En Corée du Sud, le Parlement réussira-t-il à destituer le président après la loi martiale ?
Il est déconnecté, son peuple veut le débrancher. Après avoir ranimé les spectres de la dictature en déclarant la loi martiale mardi soir, Yoon Suk-yeol a cru que des excuses télévisées de deux minutes lui suffiraient. « J’ai causé de l’anxiété et des désagréments au public. Je ne fuirai pas mes responsabilités légales et politiques », a-t-il déclaré ce samedi, sans pour autant démissionner, quelques heures avant que le Parlement ne se prononce sur une motion de destitution.
Deux tiers des votes (200 sur 300) étaient nécessaires pour faire tomber le président conservateur et ultralibéral. Mais seuls les 192 députés de l’opposition, menés par le Parti démocrate (centre-gauche), étaient présents. Quant au camp présidentiel, le Parti du pouvoir au peuple (PPP, droite), 106 des 108 députés ont tout simplement quitté le Kuk Hoe (le Parlement monocaméral sud-coréen), pour bloquer le vote. Sous les cris des manifestants, massés aux grilles du bâtiment. Le chef du parti Han Dong-hoon, lui-même visé par une arrestation sous la loi martiale, avait appelé le président à démissionner, mais avait prévenu que le PPP ne voterait pas la motion de destitution.

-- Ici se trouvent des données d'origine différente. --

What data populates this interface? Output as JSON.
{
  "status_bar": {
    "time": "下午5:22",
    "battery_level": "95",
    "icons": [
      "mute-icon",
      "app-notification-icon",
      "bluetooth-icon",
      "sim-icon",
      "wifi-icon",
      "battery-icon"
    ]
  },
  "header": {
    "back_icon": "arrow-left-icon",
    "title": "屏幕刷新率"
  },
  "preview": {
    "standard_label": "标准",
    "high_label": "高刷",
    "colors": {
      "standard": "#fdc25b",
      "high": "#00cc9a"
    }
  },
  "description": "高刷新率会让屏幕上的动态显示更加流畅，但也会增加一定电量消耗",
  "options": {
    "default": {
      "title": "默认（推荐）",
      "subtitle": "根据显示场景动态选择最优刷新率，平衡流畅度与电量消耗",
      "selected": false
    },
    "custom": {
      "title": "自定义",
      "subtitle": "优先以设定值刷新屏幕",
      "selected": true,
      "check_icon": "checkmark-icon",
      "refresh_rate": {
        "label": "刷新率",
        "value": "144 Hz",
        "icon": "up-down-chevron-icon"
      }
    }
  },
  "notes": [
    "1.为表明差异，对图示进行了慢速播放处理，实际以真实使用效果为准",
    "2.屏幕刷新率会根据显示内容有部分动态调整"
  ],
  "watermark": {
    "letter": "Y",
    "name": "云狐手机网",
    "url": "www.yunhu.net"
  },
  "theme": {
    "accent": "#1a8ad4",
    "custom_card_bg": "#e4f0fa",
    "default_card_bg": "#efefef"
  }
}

« C’est une décision honteuse qui restera dans l’histoire de notre pays », s’est attristé à la tribune Woo Won-shik, speaker du Kuk Hoe, d’habitude discret, appelant plusieurs fois les députés du PPP au vote. C’est l’impuissance du camp présidentiel qui avait motivé la folle décision de Yoon Suk-yeol. La situation est si dramatique que les députés de l’opposition, craignant une seconde loi martiale, sont restés ces derniers jours dans les bâtiments du Parlement. Lee Jae-myung, chef du Parti démocrate et principale cible de Yoon Suk-yeol, a estimé que « le plus gros risque actuellement en Corée du Sud est l’existence même du président ».
Les spectres du passé toujours vivaces
En parallèle, plus de 200 000 Sud-Coréens occupent les rues de Séoul samedi, beaucoup plus que ces derniers jours, pour réclamer le départ de Yoon. « Le monde entier nous regarde », commentait en direct un journaliste politique, inquiet pour son pays, régulièrement présenté comme un modèle de démocratie en Asie.
La Confédération sud-coréenne des syndicats (KCTU), qui appelle évidemment à la fin de règne du dirigeant anti-syndicats, se félicite quant à elle d’engranger les soutiens à l’international. « IndustriALL soutient la lutte pour la grève générale de la KCTU », a écrit le syndicat international. « Nous sommes à vos côtés dans la lutte contre les mesures antidémocratiques », a promis la Nouvelle union syndicale indienne (NTUI). La CGT rappelle quant à elle que « le président a voulu camoufler qu’il est accusé de plusieurs exactions dans le cadre de ses fonctions », notamment de « trafics d’influence l’impliquant lui et sa femme ».
À Gwanghwamun, près de la Maison bleue présidentielle, ce sont des groupes de soutiens à Yoon Suk-yeol qui se sont rassemblés pour réclamer « une deuxième loi martiale » ou une « unification » des deux Corées « en éradiquant l’idéologie Juche ». La Corée du Sud se dirige dans une impasse, et le peuple craint de revivre son douloureux passé, mais il continuera la lutte dans la rue.